I go back and forth with this South American tea. I love the energy it provides – clean and no jitters – but it doesn’t have the heft of coffee. There’s something so satisfying about a deep, rich cup of coffee in the morning. That lack of heft and acidity, though, may also give my digestive system a bit of a break.
To prepare yerba mate, brew it just like any other tea – and embellish it with honey or stevia, or have it plain, as I often do. You can also add a splash of almond milk, coconut sugar and a sprinkle of cocoa. Mate lattes are available, but I haven’t the capability of making such in my humble home.
Yerba Mate is a known source of antioxidants, which reduce inflammation and diminish the effects of aging. It can also curb your appetite and is not as hard on your system as coffee. Adrenal fatigue, characterized by out-of-whack cortisol production, groggy mornings and wide-eyed nights, is less likely to happen with yerba mate. If you have been diagnosed with adrenal fatigue, though – mate might be out as it does still have caffeine notes Brendan Brazier, triathlete and vegan nutritionist extraordinaire.
Yerba mate contains vitamins A, C, E, B1(thiamin), B2 (riboflavin), B3 (niacin) and B5 (Pantothenic acid), as well as calcium, manganese, iron, selenium, potassium, magnesium, phosphorous and zinc. It’s also rich in chlorophyll, flavonols, polyphenols, tannins and some amino acids. It has caffeine as well as the stimulants theophylline and theobromine, which are less potent than caffeine.

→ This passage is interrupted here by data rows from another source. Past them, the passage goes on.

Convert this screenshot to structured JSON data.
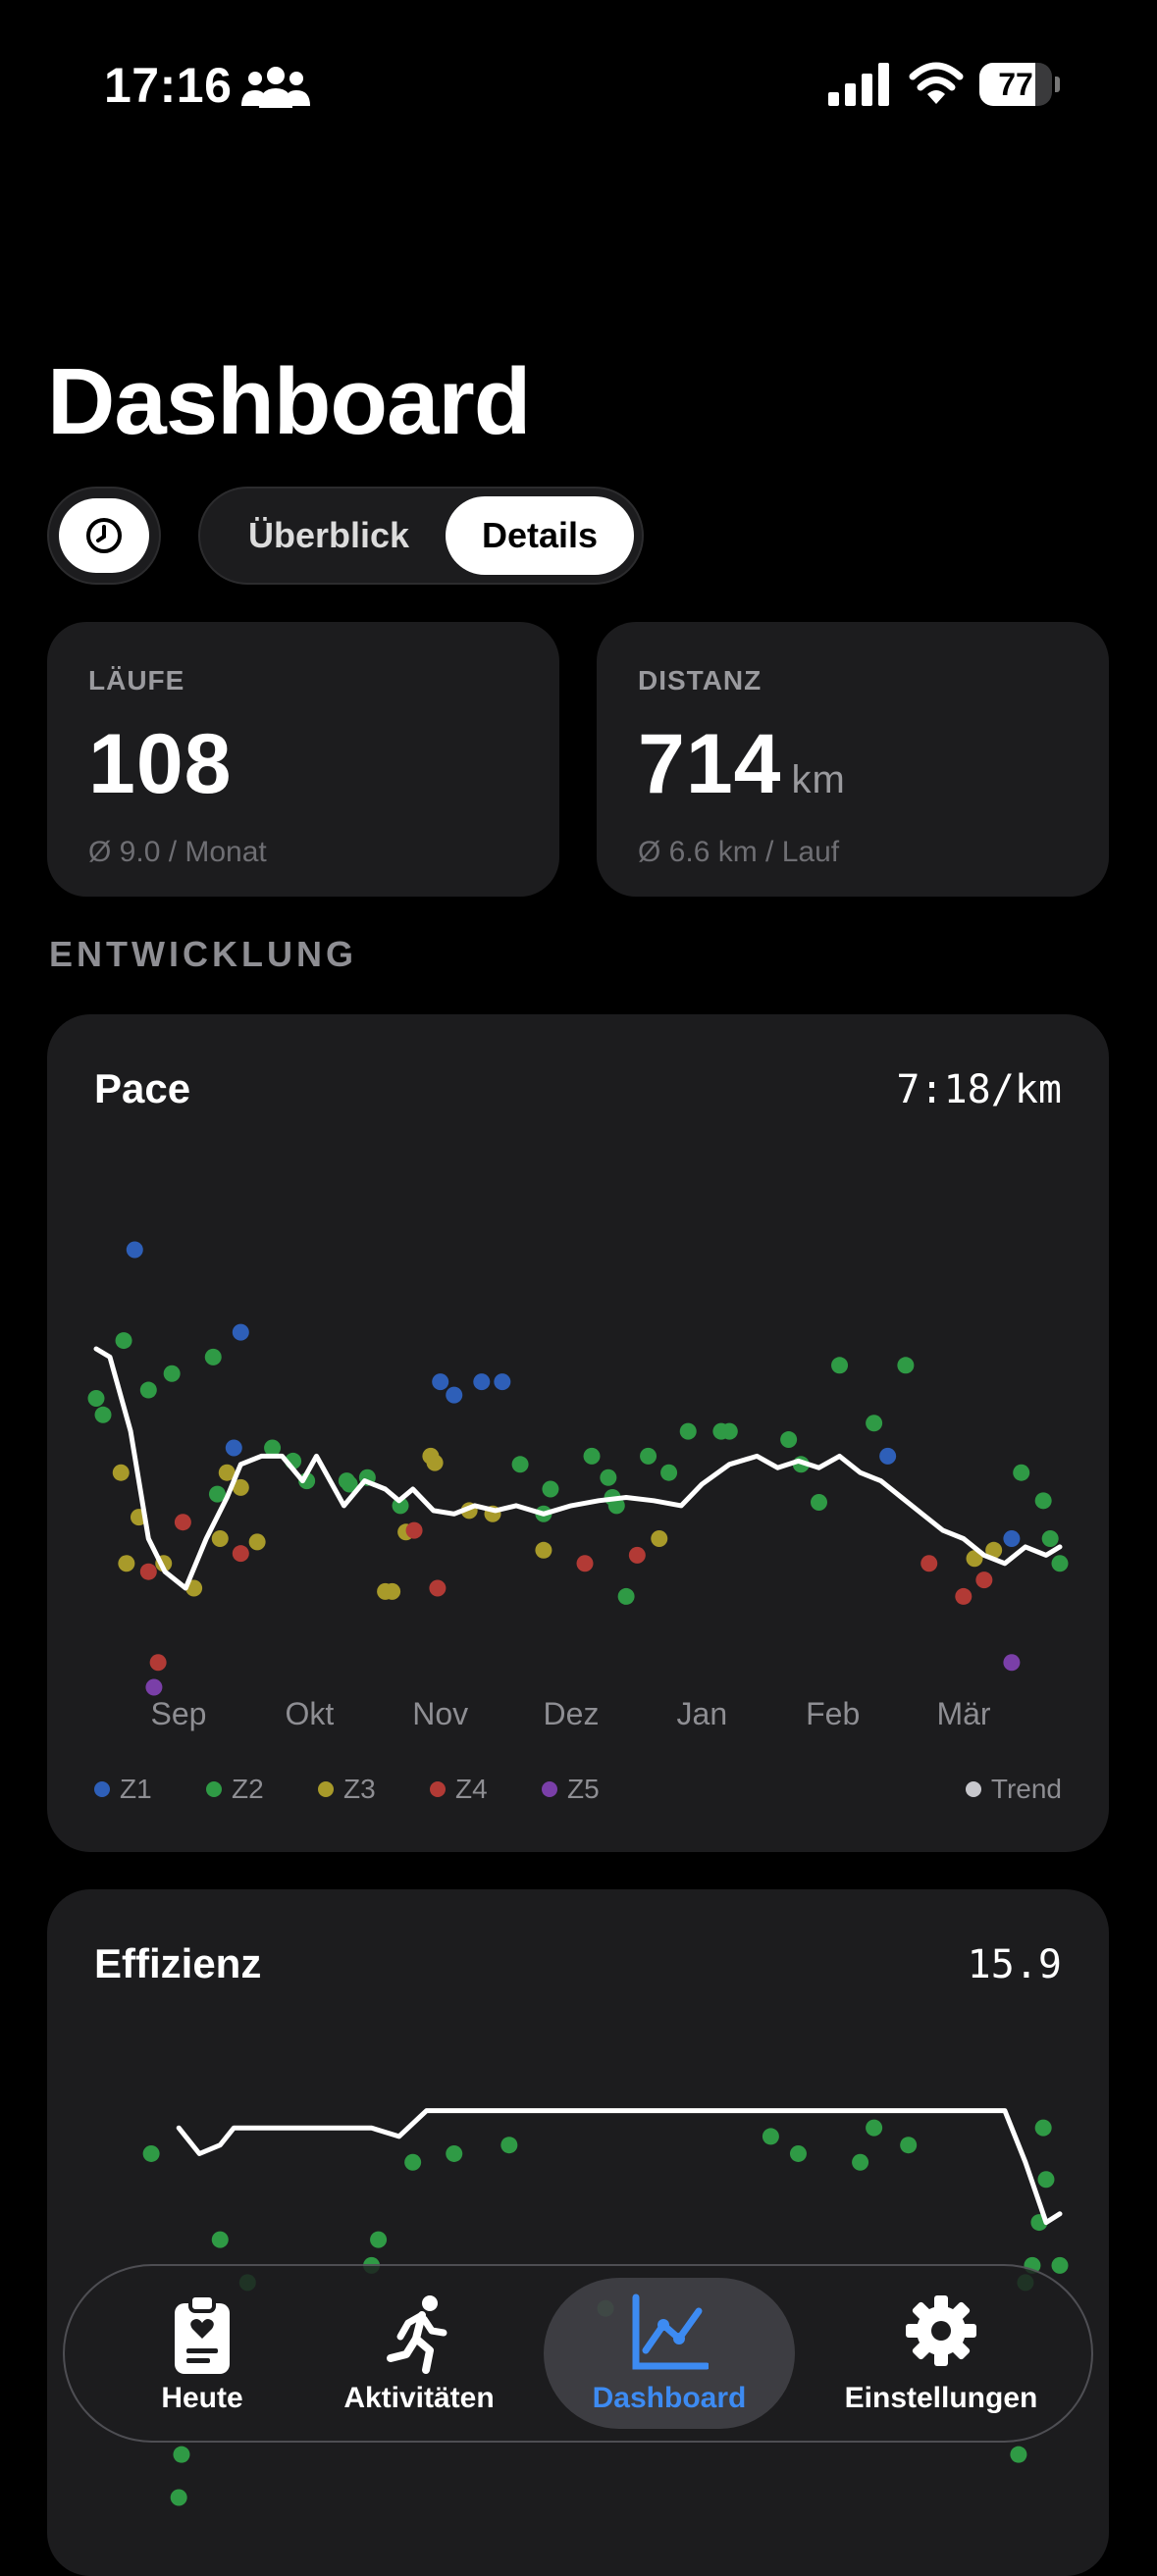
{
  "status_bar": {
    "time": "17:16",
    "battery": "77",
    "battery_level": 0.77
  },
  "title": "Dashboard",
  "segmented_control": {
    "options": [
      "Überblick",
      "Details"
    ],
    "selected": "Details"
  },
  "stats": [
    {
      "label": "LÄUFE",
      "value": "108",
      "unit": "",
      "sub": "Ø 9.0 / Monat"
    },
    {
      "label": "DISTANZ",
      "value": "714",
      "unit": "km",
      "sub": "Ø 6.6 km / Lauf"
    }
  ],
  "section_heading": "ENTWICKLUNG",
  "colors": {
    "Z1": "#2e5fb8",
    "Z2": "#2f9a45",
    "Z3": "#a89a2a",
    "Z4": "#b23a35",
    "Z5": "#7a3fa8",
    "trend": "#ffffff"
  },
  "pace_card": {
    "title": "Pace",
    "value": "7:18/km"
  },
  "efficiency_card": {
    "title": "Effizienz",
    "value": "15.9"
  },
  "legend": {
    "zones": [
      "Z1",
      "Z2",
      "Z3",
      "Z4",
      "Z5"
    ],
    "trend": "Trend"
  },
  "chart_data": [
    {
      "type": "scatter",
      "title": "Pace",
      "x_tick_labels": [
        "Sep",
        "Okt",
        "Nov",
        "Dez",
        "Jan",
        "Feb",
        "Mär"
      ],
      "y_axis": "pace (inverted, faster at top)",
      "grid": false,
      "legend_placement": "bottom",
      "series": [
        {
          "name": "Z1",
          "points": [
            [
              0.28,
              8.3
            ],
            [
              1.05,
              8.8
            ],
            [
              1.0,
              9.5
            ],
            [
              2.5,
              9.1
            ],
            [
              2.6,
              9.18
            ],
            [
              2.8,
              9.1
            ],
            [
              2.95,
              9.1
            ],
            [
              5.75,
              9.55
            ],
            [
              6.65,
              10.05
            ]
          ]
        },
        {
          "name": "Z2",
          "points": [
            [
              0.0,
              9.2
            ],
            [
              0.05,
              9.3
            ],
            [
              0.2,
              8.85
            ],
            [
              0.38,
              9.15
            ],
            [
              0.55,
              9.05
            ],
            [
              0.85,
              8.95
            ],
            [
              0.88,
              9.78
            ],
            [
              1.28,
              9.5
            ],
            [
              1.43,
              9.58
            ],
            [
              1.53,
              9.7
            ],
            [
              1.84,
              9.72
            ],
            [
              1.82,
              9.7
            ],
            [
              1.97,
              9.68
            ],
            [
              2.21,
              9.85
            ],
            [
              3.08,
              9.6
            ],
            [
              3.25,
              9.9
            ],
            [
              3.3,
              9.75
            ],
            [
              3.6,
              9.55
            ],
            [
              3.72,
              9.68
            ],
            [
              3.75,
              9.8
            ],
            [
              3.78,
              9.85
            ],
            [
              3.85,
              10.4
            ],
            [
              4.01,
              9.55
            ],
            [
              4.16,
              9.65
            ],
            [
              4.3,
              9.4
            ],
            [
              4.54,
              9.4
            ],
            [
              4.6,
              9.4
            ],
            [
              5.03,
              9.45
            ],
            [
              5.12,
              9.6
            ],
            [
              5.25,
              9.83
            ],
            [
              5.4,
              9.0
            ],
            [
              5.65,
              9.35
            ],
            [
              5.88,
              9.0
            ],
            [
              6.72,
              9.65
            ],
            [
              6.88,
              9.82
            ],
            [
              6.93,
              10.05
            ],
            [
              7.0,
              10.2
            ]
          ]
        },
        {
          "name": "Z3",
          "points": [
            [
              0.18,
              9.65
            ],
            [
              0.22,
              10.2
            ],
            [
              0.31,
              9.92
            ],
            [
              0.49,
              10.2
            ],
            [
              0.71,
              10.35
            ],
            [
              0.9,
              10.05
            ],
            [
              0.95,
              9.65
            ],
            [
              1.05,
              9.74
            ],
            [
              1.17,
              10.07
            ],
            [
              2.1,
              10.37
            ],
            [
              2.15,
              10.37
            ],
            [
              2.25,
              10.01
            ],
            [
              2.43,
              9.55
            ],
            [
              2.46,
              9.59
            ],
            [
              2.71,
              9.88
            ],
            [
              2.88,
              9.9
            ],
            [
              3.25,
              10.12
            ],
            [
              4.09,
              10.05
            ],
            [
              6.38,
              10.17
            ],
            [
              6.52,
              10.12
            ]
          ]
        },
        {
          "name": "Z4",
          "points": [
            [
              0.38,
              10.25
            ],
            [
              0.45,
              10.8
            ],
            [
              0.63,
              9.95
            ],
            [
              1.05,
              10.14
            ],
            [
              2.31,
              10.0
            ],
            [
              2.48,
              10.35
            ],
            [
              3.55,
              10.2
            ],
            [
              3.93,
              10.15
            ],
            [
              6.05,
              10.2
            ],
            [
              6.3,
              10.4
            ],
            [
              6.45,
              10.3
            ]
          ]
        },
        {
          "name": "Z5",
          "points": [
            [
              0.42,
              10.95
            ],
            [
              6.65,
              10.8
            ]
          ]
        }
      ],
      "trend": [
        [
          0.0,
          8.9
        ],
        [
          0.1,
          8.95
        ],
        [
          0.25,
          9.4
        ],
        [
          0.38,
          10.05
        ],
        [
          0.5,
          10.25
        ],
        [
          0.65,
          10.35
        ],
        [
          0.8,
          10.05
        ],
        [
          0.95,
          9.8
        ],
        [
          1.05,
          9.6
        ],
        [
          1.2,
          9.55
        ],
        [
          1.35,
          9.55
        ],
        [
          1.5,
          9.7
        ],
        [
          1.6,
          9.55
        ],
        [
          1.7,
          9.7
        ],
        [
          1.8,
          9.85
        ],
        [
          1.95,
          9.7
        ],
        [
          2.1,
          9.75
        ],
        [
          2.2,
          9.82
        ],
        [
          2.3,
          9.75
        ],
        [
          2.45,
          9.88
        ],
        [
          2.6,
          9.9
        ],
        [
          2.75,
          9.85
        ],
        [
          2.9,
          9.88
        ],
        [
          3.05,
          9.85
        ],
        [
          3.25,
          9.9
        ],
        [
          3.45,
          9.85
        ],
        [
          3.65,
          9.82
        ],
        [
          3.85,
          9.8
        ],
        [
          4.05,
          9.82
        ],
        [
          4.25,
          9.85
        ],
        [
          4.4,
          9.72
        ],
        [
          4.6,
          9.6
        ],
        [
          4.8,
          9.55
        ],
        [
          4.95,
          9.62
        ],
        [
          5.1,
          9.58
        ],
        [
          5.25,
          9.62
        ],
        [
          5.4,
          9.55
        ],
        [
          5.55,
          9.65
        ],
        [
          5.7,
          9.7
        ],
        [
          5.85,
          9.8
        ],
        [
          6.0,
          9.9
        ],
        [
          6.15,
          10.0
        ],
        [
          6.3,
          10.05
        ],
        [
          6.45,
          10.15
        ],
        [
          6.6,
          10.2
        ],
        [
          6.75,
          10.1
        ],
        [
          6.9,
          10.15
        ],
        [
          7.0,
          10.1
        ]
      ]
    },
    {
      "type": "scatter",
      "title": "Effizienz",
      "x_tick_labels": [],
      "grid": false,
      "series": [
        {
          "name": "Z2",
          "points": [
            [
              0.6,
              20.5
            ],
            [
              0.62,
              20.0
            ],
            [
              1.1,
              18.0
            ],
            [
              0.9,
              17.5
            ],
            [
              2.0,
              17.8
            ],
            [
              2.05,
              17.5
            ],
            [
              3.7,
              18.3
            ],
            [
              6.7,
              20.0
            ],
            [
              6.75,
              18.0
            ],
            [
              6.8,
              17.8
            ],
            [
              6.85,
              17.3
            ],
            [
              6.9,
              16.8
            ],
            [
              0.4,
              16.5
            ],
            [
              2.3,
              16.6
            ],
            [
              2.6,
              16.5
            ],
            [
              3.0,
              16.4
            ],
            [
              4.9,
              16.3
            ],
            [
              5.1,
              16.5
            ],
            [
              5.55,
              16.6
            ],
            [
              5.65,
              16.2
            ],
            [
              5.9,
              16.4
            ],
            [
              6.88,
              16.2
            ],
            [
              7.0,
              17.8
            ]
          ]
        }
      ],
      "trend": [
        [
          0.6,
          16.2
        ],
        [
          0.75,
          16.5
        ],
        [
          0.9,
          16.4
        ],
        [
          1.0,
          16.2
        ],
        [
          2.0,
          16.2
        ],
        [
          2.2,
          16.3
        ],
        [
          2.4,
          16.0
        ],
        [
          6.6,
          16.0
        ],
        [
          6.75,
          16.6
        ],
        [
          6.9,
          17.3
        ],
        [
          7.0,
          17.2
        ]
      ]
    }
  ],
  "tab_bar": {
    "items": [
      {
        "label": "Heute",
        "icon": "clipboard-heart-icon"
      },
      {
        "label": "Aktivitäten",
        "icon": "runner-icon"
      },
      {
        "label": "Dashboard",
        "icon": "line-chart-icon",
        "active": true
      },
      {
        "label": "Einstellungen",
        "icon": "gear-icon"
      }
    ],
    "active_color": "#3d8bf2"
  }
}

It provides you with a nice, steady stream of energy for a workout, but doesn’t leave you wide-eyed at bed time. The Journal of Food Science notes that yerba mate can help lower your cholesterol levels, protect your liver and benefit the cardiovascular system. It may also play a role in weight management, by suppressing the genes responsible for obesity.

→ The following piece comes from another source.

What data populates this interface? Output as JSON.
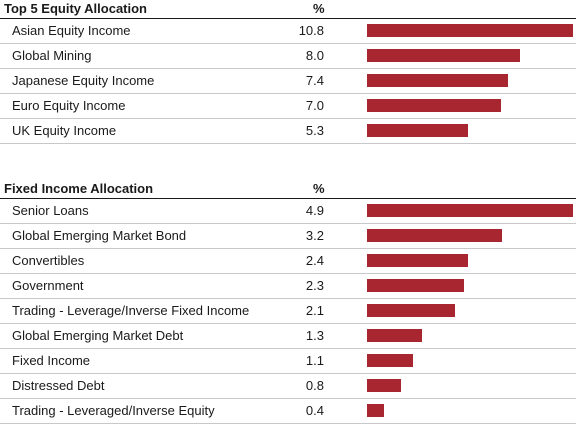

Yerba mate is generally considered safe. The few epidemiological studies about mate playing a role in the development of esophageal and mouth cancer aren’t substantiated by a scientific peer-reviewed study. Many of the epidemiological studies that tie mate to cancer examined people who also used tobacco, had poor hygiene habits and nutritional deficiencies. Basically, unless you’re drinking liters upon liters of the stuff daily, through a hot straw in a hut in South America, you’re probably just fine.
Buy loose leaves or bags, like tea. You can brew it in a coffee maker (drip style). I’ve never seen k-cups, but then again, I’ve never looked for them. You can even get flavored varieties – I’m partial to mint and chai versions. I’ll be exploring some homemade mate chai too…soon…in all my free time.